À court terme , le risque est que la contrainte budgétaire des ménages les détourne encore davantage des produits fabriqués en France au profit de productions plus accessibles, dégradant de nouveau la balance agroalimentaire du pays. Si, au contraire les producteurs et transformateurs prennent sur eux, en ne répercutant pas la hausse des coûts, ce sont les marges, les investissements et, in fine , la productivité agricole, qui risquent de diminuer.
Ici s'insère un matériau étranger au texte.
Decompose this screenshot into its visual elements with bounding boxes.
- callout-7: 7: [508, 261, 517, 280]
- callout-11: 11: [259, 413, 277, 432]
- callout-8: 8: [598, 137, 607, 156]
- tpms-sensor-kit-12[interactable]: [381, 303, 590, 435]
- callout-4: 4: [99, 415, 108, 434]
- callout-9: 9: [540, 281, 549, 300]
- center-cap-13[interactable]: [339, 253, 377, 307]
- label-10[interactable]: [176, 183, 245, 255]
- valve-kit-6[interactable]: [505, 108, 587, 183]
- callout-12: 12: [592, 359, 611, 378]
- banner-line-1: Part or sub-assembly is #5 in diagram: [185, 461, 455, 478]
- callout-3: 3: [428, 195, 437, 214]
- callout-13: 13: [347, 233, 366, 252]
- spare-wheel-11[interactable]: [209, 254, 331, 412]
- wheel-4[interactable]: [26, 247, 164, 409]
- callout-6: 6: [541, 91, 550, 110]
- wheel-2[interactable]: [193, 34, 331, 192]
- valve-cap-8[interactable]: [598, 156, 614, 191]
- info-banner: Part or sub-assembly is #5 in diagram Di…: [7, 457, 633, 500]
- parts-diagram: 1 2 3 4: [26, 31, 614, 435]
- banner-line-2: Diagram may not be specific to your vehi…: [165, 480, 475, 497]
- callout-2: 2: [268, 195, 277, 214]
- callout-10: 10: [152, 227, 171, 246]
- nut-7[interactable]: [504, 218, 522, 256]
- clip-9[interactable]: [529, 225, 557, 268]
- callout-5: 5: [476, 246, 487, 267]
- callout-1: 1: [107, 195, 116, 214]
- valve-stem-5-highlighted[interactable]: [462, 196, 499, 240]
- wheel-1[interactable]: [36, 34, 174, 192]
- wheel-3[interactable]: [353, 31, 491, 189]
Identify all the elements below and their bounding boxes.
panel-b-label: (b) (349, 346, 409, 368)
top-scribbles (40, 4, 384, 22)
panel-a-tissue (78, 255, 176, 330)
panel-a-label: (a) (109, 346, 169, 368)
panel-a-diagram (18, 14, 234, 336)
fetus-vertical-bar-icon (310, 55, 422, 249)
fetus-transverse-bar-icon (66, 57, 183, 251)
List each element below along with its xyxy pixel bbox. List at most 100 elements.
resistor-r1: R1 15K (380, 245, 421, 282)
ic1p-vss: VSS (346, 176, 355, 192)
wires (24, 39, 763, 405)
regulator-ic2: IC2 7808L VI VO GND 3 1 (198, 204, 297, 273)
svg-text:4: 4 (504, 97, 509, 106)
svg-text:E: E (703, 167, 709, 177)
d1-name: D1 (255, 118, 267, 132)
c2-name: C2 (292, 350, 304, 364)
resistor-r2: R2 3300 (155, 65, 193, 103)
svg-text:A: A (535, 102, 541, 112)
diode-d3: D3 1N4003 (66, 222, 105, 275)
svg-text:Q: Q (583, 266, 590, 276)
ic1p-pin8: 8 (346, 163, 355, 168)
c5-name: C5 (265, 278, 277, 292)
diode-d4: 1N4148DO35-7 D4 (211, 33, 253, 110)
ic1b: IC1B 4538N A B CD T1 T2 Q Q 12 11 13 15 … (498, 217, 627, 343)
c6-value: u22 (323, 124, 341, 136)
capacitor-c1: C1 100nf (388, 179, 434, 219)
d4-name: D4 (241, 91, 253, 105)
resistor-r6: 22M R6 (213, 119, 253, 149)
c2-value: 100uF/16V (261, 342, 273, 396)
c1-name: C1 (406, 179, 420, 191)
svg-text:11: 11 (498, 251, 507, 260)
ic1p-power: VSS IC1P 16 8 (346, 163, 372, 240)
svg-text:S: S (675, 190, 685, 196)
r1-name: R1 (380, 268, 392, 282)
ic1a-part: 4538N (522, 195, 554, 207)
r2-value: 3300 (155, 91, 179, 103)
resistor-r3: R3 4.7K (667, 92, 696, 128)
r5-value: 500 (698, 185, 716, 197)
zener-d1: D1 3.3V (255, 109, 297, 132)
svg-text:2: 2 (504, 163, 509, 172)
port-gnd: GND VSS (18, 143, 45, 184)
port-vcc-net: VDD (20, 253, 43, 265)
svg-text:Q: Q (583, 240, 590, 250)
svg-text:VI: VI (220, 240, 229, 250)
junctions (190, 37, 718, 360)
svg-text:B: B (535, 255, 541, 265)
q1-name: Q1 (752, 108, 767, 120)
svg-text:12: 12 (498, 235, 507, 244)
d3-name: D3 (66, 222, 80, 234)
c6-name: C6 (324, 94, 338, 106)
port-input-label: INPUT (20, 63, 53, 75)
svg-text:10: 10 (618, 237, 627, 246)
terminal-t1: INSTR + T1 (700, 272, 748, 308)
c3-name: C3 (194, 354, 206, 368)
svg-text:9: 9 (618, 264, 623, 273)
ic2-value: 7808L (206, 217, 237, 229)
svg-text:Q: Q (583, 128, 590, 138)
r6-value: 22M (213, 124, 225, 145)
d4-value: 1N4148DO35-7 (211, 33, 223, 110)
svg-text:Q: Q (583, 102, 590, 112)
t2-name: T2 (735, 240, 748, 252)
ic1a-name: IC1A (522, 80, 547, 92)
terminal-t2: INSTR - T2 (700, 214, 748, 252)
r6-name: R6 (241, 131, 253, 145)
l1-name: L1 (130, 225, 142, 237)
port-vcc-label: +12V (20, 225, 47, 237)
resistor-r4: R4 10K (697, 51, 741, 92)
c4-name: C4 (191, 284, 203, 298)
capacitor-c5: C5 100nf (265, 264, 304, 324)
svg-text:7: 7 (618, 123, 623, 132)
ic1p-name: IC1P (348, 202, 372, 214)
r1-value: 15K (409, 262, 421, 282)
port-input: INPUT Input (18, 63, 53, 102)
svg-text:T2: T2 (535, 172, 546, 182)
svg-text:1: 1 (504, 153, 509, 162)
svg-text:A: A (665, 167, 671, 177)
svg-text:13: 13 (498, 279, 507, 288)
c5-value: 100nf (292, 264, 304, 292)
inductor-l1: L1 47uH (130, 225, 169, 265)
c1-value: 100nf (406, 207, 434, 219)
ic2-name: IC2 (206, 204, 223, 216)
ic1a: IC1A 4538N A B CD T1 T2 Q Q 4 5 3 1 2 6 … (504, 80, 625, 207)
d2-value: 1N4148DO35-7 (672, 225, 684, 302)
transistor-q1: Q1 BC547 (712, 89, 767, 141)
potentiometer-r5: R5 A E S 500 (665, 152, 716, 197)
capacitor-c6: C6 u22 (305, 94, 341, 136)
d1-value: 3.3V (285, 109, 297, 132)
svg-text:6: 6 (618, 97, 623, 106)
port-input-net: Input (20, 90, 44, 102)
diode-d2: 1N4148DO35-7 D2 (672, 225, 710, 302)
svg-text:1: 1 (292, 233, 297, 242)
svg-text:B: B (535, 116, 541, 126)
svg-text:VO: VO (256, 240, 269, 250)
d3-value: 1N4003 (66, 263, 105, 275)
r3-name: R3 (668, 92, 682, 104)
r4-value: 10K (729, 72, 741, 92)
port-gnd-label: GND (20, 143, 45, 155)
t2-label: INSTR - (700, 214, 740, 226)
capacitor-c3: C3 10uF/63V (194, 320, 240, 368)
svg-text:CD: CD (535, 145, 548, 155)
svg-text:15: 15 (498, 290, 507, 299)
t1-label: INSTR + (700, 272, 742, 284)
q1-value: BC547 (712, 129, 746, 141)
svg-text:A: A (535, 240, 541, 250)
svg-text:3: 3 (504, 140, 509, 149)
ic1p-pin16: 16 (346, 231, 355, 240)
À long terme , en déstabilisant l'écosystème agricole, la crise risque de retarder l'atteinte des objectifs de souveraineté alimentaire et de transition agro-écologique. À titre d'exemple :
- les chambres d'agriculture , maillon essentiel de l'animation territoriale et du conseil aux agriculteurs, n'ont pas bénéficié d'une hausse de leur subvention pour charge de service public ni d'une hausse de la taxe additionnelle à la taxe sur le foncier non bâti (TATFNB), malgré les hausses des rémunérations auxquelles elles ont consenti face à l'inflation, fortement encouragées par le ministère ;
Amendement : compenser le réseau des chambres d'agriculture pour la hausse de 2,75 % des rémunérations imposée par le ministère de l'Agriculture, mais non financée par l'État.
- en raison de son emprise immobilière et de ses dispositifs expérimentaux (chambres climatiques, animaleries en ambiance contrôlée...), l' INRAE (essentiellement financé sur la mission « Recherche ») devrait connaît des surcoûts de l'ordre de 35 M€ en 2023. En attendant le Fonds de compensation du surcoût de l'énergie annoncé par le ministère de la recherche, ce sont des projets innovants de recherche qui sont fragilisés.
La crise énergétique comporte enfin des conséquences parfois insoupçonnées, sur certaines filières, en raison d'un conflit d'usages entre alimentation et biocarburants.
Levures : un conflit d'usages avec les biocarburants qui gonfle
Les rapporteurs ont été alertés par la Chambre syndicale française de la levure (CSFL) sur l'article 8 du PLF , par lequel le Gouvernement entend porter le pourcentage national cible d'incorporation d'énergie renouvelable dans les transports, pour certains coproduits sucriers, de 1 à 1,1 %. Son non-respect entraîne le paiement d'une taxe, la TIRUERT.
À l'heure où les prix des carburants flambent, rendant l'incitation du marché déjà forte pour la destination biocarburants, le Gouvernement surenchérit et prend le risque de détourner les coproduits sucriers de leur débouché historique, la filière levure française. Leader mondiale de ce secteur , celle-ci a récemment été contrainte, pour la première fois, d'importer du sucre brut du Brésil, alors qu'elle cherche à privilégier un approvisionnement local en coproduits sucriers (mélasses et EP2), issus de la production betteravière française. Ces matières premières sucrières servent à nourrir les levures qui entrent dans la fabrication de la levure boulangère, de l'alcool ou de produits pharmaceutiques.
Les rapporteurs ont déposé un amendement ramenant la cible d'incorporation à 0,8 % , pour libérer 100 000 t de coproduits en « équivalent mélasse », soit le tiers des besoins identifiés par la filière levure. La souveraineté énergétique et la souveraineté alimentaire doivent aller de pair.